Samenvatting Basisboek sociaal werk
Hoofdstuk 1: kennismaking met sociaal werk
1.1 Wat is sociaal werk?
Sociaal werk (social work) duidt op de internationale beroepstak die zich verenigt in de
BPSW en branchevereniging ‘sociaal werk Nederland’.
Er zijn 2 oriëntaties voor de sociaal werker:
● Het bevorderen van de maatschappelijke ontwikkeling, sociale cohesie en bevrijden
van mensen uit onderdrukking: met als principes: sociale rechtvaardigheid,
mensenrechten, collectieve verantwoordelijkheid en respect voor diversiteit; kennis:
theorieën sociaal werk, sociale en geesteswetenschappen, lokale kennis uit de
gemeenschappen.
● Bevorderen burgerschap en participatie met inachtneming van de burgerlijke plichten
en het politieke beleid.
Deze 2 worden verbonden met het in acht nemen van kwetsbare personen.
Er zijn 4 verschillende definities van sociaal werk:
1. Cluster beroepen zoals maatschappelijk werker, jeugdwerkers, etc.
2. Sector of domein (zorg en welzijn)
3. Specifieke opleiding
4. Kennisdomein: alle theorieën, methodieken en praktijken, maar ook specifieke combi
van theoretische disciplines of universitaire vakgebieden (social theory)
Er zijn 7 kerntaken die beroepsoverstijgend zijn:
1. Ondersteunen en wegwijs maken.
2. Voor iemand zorgen: zelf of managing.
3. Ontwikkelen en opvoeden: in elke levensfase;
4. Ingrijpen en optreden: interveniëren/interventie plegen;
5. Gedrag beïnvloeden: vaak via preventie: versterken van competenties;
6. Verhoudingen beïnvloeden: cultureel, m/v, leeftijd;
7. Signaleren, agenderen, politiseren, maatschappelijke kwesties.
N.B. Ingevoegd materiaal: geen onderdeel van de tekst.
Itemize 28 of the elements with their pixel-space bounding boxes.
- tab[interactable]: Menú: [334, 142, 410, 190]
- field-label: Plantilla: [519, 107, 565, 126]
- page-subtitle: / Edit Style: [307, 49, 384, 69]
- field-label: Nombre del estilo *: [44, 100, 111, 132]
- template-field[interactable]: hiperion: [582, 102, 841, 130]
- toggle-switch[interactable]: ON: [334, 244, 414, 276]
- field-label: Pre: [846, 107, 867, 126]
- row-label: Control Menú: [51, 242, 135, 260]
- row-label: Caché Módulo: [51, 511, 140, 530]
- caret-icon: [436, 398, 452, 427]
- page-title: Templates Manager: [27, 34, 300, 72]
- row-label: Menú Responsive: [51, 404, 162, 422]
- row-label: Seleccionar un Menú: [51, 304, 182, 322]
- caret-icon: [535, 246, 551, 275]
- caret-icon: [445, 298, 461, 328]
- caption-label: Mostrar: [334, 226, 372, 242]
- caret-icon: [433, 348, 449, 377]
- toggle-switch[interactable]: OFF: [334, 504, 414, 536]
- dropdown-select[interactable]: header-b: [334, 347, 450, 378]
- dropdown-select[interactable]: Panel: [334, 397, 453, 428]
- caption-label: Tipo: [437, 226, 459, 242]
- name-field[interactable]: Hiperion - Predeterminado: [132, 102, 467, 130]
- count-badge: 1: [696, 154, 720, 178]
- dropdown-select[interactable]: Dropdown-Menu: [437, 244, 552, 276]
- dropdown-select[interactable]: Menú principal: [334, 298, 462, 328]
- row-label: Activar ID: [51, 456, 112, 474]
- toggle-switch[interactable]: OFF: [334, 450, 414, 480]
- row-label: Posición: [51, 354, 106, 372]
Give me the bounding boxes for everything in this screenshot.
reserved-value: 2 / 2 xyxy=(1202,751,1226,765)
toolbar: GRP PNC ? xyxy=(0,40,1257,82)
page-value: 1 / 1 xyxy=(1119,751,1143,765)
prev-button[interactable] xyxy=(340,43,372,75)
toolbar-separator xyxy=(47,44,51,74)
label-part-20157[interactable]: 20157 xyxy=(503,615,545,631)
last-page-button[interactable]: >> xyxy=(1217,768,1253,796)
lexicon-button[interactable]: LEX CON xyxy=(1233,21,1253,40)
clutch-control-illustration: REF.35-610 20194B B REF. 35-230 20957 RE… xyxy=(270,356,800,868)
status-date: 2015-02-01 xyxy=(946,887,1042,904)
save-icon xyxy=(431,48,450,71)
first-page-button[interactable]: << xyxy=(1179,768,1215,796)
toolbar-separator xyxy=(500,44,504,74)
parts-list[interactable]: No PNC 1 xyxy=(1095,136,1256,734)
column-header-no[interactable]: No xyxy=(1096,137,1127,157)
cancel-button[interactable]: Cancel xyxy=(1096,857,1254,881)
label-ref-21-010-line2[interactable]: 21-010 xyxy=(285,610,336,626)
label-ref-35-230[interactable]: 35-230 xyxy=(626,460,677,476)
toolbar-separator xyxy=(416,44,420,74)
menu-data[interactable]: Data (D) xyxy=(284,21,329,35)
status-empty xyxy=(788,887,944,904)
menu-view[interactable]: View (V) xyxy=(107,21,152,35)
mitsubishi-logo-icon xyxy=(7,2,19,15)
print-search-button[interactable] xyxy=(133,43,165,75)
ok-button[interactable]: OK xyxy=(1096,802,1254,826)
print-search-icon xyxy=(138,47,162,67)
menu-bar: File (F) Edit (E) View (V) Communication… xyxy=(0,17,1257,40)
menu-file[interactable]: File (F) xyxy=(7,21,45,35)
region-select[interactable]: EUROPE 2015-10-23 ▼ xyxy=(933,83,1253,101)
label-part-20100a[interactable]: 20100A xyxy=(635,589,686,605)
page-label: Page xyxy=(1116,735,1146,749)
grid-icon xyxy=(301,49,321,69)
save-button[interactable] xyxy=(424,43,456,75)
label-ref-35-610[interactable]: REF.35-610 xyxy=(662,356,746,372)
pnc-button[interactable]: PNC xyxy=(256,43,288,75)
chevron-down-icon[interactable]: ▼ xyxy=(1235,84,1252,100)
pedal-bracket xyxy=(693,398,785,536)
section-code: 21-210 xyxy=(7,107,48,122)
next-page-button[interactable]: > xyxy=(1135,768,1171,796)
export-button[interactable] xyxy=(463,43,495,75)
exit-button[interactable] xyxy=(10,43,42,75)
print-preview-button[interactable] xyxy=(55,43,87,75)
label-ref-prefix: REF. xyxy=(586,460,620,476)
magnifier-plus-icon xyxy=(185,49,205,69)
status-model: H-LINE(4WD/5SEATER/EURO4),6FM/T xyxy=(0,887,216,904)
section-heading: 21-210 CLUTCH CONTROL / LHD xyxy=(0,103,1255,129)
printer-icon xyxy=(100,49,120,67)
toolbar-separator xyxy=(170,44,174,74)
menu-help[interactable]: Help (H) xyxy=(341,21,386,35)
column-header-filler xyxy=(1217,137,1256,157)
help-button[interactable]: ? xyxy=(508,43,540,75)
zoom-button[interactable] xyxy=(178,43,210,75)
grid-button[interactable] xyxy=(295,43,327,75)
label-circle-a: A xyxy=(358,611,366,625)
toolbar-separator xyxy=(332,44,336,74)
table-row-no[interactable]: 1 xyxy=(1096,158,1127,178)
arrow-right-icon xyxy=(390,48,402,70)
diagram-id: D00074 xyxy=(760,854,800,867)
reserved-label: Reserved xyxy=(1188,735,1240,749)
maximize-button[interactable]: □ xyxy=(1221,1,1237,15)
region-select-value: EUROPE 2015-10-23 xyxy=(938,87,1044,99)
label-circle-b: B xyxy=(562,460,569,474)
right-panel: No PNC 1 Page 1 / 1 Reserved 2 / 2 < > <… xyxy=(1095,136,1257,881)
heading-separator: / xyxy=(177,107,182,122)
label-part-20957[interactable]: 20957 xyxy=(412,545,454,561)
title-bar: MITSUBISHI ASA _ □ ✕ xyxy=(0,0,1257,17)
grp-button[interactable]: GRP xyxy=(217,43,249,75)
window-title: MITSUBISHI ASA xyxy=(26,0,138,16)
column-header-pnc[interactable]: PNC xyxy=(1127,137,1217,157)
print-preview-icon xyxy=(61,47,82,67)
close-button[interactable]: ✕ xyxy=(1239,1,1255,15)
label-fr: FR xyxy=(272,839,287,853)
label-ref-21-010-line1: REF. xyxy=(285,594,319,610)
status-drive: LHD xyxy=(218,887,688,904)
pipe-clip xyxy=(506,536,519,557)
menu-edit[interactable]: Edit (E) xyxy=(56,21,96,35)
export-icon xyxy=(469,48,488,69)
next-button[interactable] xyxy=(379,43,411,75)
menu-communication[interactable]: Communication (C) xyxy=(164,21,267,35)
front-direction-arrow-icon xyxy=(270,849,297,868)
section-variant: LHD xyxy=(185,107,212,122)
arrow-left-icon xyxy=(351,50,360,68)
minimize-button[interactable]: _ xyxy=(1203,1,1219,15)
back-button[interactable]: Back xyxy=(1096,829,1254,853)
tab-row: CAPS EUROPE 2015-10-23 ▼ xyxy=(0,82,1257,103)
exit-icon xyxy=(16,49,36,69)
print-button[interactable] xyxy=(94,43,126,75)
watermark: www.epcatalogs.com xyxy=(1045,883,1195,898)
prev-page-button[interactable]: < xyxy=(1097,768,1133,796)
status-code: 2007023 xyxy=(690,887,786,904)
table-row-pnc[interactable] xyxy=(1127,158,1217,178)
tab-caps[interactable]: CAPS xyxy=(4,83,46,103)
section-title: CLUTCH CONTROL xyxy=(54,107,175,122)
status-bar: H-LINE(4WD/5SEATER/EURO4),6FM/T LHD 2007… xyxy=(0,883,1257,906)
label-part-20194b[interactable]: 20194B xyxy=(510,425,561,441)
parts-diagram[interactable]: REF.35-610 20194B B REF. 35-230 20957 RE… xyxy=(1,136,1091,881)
De 3 hoofdterreinen van sociaal werk (sector zorg en welzijn) zijn:
1. Welzijn en samenleving: individueel en collectief, maatschappelijk werkers, sociaal
cultureel werkers, opbouwerkers,
2. Jeugd: opvoedmilieus (gezin, school en vrije tijd) ontwikkeling;
3. Zorg: ernstige beperkingen (gaat om langdurige zorg) zorg, welzijn en wonen worden
samen gepakt. Vaak multidisciplinair
1.2 De transformatie van de verzorgingsstaat
Het sociaal werk behoort tot de verzorgingsstaat die door de politiek onder vuur ligt. Het is te
duur en maakt mensen te afhankelijk.
,Er wordt van mensen verwacht dat ze steeds individualistischer en sociaal competenter
worden in een wereld die steeds complexer wordt. Dat wil ook zeggen dat er minder
vastigheden zijn en steeds meer wordt verwacht. 1 op de 7 mensen heeft erge problemen
en er wordt steeds meer verwacht van de GGZ. Er zijn veel mensen die zich prima redden,
maar een hoop die zich hier geen weg door weten te vinden. Daarvoor zijn er de sociale
professionals die mensen helpen patronen te doorbreken en hun competenties te leren
benutten.
De verzorgingsstaat is door de individualisering overgegaan van klassiek naar de nieuwe
beleidsplannen. Dit komt door onder andere de overgang van directe solidariteit onder
burgers naar indirecte solidariteit naar de belastingbetalers. Dit loopt over in de activerende
verzorgingsstaat en heeft de volgende beleidstrends:
● Lokalisering; de verantwoordelijkheid bij de gemeente die noodzakelijke
voorzieningen territorialiseert en daarmee elkaar wilt versterken.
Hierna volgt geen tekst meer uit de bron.